Plans have been put forward by the head of the Normandy regional council, Hervé Morin, to create a permanent site in the region to mark the D-Day landings of 1944.
Every year around 5 million people visit Normandy for 'remembrance tourism' but there is no single museum that unites all aspects of the massive Allied military operation that ultimately lead to the Liberation of France and the end of the Second World War.
But despite the plans being at a very early stage – although the aim is to have it completed in time for the 80th anniversary of the landings in 2024 – they have already sparked controversy.

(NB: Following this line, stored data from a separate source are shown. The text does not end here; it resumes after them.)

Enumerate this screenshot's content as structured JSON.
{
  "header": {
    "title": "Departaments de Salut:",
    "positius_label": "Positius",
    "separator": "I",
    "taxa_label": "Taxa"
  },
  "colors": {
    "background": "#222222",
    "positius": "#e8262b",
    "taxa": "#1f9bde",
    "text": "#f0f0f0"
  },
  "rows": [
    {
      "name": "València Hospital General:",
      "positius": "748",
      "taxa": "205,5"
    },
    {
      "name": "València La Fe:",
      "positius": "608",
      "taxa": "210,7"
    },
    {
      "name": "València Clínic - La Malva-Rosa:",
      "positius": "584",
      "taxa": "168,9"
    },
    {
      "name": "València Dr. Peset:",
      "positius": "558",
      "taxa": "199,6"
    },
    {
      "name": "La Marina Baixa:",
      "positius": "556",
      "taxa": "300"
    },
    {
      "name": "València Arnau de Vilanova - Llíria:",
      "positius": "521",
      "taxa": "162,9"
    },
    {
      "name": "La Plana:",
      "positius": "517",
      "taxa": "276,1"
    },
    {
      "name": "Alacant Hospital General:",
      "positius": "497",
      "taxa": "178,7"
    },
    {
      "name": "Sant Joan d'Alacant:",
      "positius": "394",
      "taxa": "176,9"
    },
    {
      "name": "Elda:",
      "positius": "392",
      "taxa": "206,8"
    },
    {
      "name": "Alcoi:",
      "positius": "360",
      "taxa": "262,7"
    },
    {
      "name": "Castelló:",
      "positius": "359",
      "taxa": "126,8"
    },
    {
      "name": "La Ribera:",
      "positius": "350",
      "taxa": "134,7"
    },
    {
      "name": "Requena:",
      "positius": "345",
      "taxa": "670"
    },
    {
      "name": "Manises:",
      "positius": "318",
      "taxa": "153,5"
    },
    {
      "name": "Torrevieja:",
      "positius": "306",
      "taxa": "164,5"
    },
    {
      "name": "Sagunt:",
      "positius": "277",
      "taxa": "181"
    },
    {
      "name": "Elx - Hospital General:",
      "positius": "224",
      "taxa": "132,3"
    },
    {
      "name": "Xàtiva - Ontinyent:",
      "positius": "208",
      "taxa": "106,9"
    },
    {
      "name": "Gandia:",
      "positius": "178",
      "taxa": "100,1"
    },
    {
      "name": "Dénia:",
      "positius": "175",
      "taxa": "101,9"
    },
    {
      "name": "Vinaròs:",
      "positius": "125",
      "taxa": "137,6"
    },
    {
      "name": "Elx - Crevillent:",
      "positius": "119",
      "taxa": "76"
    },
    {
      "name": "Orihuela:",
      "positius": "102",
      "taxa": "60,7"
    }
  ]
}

The description of the idea as a spectacle (show) has lead some to describe it as insulting to the thousands of men who lost their lives on the beaches of northern France during the landings.
Every year around 5 million people travel to Normandy to visit cemeteries and D-Day sites. Photo: AFP
Already a petition against the idea – which has been dubbed 'D-Day Land' by its detractors – is circulating.
Set up by the Groupe National de Recherche 1939-1945 (national group of 1939-45 researchers) the petition states: “The Normandy Region has announced a project to create a “D-Day Land” for the 80th anniversary of the D-Day Landings. This will seriously harm the ecology of the area but also lacks respect for the veterans and the people killed during the Normandy landings and the battle that followed.